Mathematics can still be taught without using a CAS and this is probably the case in most schools and universities. Although CAS and technology are often used by instructors to demonstrate or illustrate mathematical concepts, they are rarely used by students. When we consider our mathematics curriculum, “Differential Equations” is one course that we firmly believe can and should benefit from the use of CAS.  In this talk, we will report how our ODE course has evolved, as our engineering students have access to technology (Voyage 200 symbolic calculator) in the classroom at all times.  This talk will show examples of what students still do by hand and what CAS allows us to do now to enrich the learning experience.

Specific examples will focus on first order ODEs.  Students not only use analytical methods, but with the aid of technology they can also focus on subjects often neglected in ODES courses. They have to plot slope fields, and in some cases also use Picard approximations and compare them, if possible, with the Taylor series expansion of the exact solution. They also have to observe where the existence and uniqueness of solutions apply.  Moreover, a solution without its domain of existence can be considered incomplete.

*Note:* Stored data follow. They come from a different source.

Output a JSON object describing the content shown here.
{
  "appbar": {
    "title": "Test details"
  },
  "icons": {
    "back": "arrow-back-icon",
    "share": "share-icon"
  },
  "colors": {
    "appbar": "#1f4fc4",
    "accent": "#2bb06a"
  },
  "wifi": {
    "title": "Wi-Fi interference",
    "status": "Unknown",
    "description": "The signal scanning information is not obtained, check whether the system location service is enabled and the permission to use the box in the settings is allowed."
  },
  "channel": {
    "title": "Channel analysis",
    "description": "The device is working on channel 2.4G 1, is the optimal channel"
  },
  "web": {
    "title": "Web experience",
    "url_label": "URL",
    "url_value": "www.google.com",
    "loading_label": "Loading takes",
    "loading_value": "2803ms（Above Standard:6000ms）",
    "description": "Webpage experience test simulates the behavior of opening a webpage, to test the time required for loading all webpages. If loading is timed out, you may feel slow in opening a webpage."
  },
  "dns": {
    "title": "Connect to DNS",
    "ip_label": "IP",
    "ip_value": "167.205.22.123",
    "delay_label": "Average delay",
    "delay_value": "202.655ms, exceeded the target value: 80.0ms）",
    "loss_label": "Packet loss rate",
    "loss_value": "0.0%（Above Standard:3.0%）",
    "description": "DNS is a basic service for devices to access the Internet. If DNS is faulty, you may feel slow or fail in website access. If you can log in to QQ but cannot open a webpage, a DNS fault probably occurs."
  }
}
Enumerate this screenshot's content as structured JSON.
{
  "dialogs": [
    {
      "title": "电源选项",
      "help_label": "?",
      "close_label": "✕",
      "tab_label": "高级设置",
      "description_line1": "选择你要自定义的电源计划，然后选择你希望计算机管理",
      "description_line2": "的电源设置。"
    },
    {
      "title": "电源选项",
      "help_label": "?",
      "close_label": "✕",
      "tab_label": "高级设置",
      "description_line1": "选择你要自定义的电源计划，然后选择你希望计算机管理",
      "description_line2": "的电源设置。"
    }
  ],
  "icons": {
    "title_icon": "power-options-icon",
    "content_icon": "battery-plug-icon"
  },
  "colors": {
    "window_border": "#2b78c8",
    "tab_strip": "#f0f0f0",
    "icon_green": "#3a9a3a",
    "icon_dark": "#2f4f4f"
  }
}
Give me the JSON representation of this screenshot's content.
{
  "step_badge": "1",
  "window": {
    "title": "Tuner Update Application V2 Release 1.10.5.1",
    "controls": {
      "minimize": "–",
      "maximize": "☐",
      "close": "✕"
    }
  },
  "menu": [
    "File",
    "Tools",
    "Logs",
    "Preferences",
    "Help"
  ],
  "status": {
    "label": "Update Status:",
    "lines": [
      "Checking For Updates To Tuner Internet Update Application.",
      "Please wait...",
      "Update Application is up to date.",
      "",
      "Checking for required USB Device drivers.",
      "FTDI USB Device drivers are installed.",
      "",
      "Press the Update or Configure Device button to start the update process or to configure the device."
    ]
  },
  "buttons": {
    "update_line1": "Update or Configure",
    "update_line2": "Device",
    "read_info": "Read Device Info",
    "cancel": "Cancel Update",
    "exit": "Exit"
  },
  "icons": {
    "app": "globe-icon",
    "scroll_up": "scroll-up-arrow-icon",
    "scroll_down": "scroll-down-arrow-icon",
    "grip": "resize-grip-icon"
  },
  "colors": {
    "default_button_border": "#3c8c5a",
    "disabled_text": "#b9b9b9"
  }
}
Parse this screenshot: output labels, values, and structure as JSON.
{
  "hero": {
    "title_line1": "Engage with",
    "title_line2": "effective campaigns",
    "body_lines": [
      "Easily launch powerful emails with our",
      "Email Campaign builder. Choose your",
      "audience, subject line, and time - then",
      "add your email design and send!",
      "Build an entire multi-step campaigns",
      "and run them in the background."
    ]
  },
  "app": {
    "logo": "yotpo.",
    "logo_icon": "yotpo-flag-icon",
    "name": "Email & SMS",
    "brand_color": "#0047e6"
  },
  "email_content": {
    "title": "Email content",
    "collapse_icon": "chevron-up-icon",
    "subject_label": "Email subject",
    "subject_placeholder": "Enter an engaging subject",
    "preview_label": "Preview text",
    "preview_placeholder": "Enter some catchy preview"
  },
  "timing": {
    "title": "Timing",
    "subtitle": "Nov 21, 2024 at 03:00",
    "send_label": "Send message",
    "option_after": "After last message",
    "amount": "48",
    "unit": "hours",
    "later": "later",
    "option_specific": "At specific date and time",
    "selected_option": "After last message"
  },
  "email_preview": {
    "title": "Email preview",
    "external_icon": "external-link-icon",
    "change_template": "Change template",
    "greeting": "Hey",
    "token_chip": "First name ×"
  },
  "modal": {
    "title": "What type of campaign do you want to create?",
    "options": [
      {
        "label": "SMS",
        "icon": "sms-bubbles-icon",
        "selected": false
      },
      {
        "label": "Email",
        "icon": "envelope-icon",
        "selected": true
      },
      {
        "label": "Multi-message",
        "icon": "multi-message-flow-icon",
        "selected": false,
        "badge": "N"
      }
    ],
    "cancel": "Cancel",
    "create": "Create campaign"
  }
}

The same approach can be applied to second order ODEs with constant coefficient and (non trivial) periodic input.  Usually, textbooks introduce Fourier series for PDEs but they are very rarely used to find the steady state solution of an ODE.  This is because these computations can be arduous when done manually and are more related to “applied” differential equations. With engineering students this should be part of the curriculum.  Using the Voyage 200, this can be more easily explored and students should be able to plot a partial sum of the steady state solution.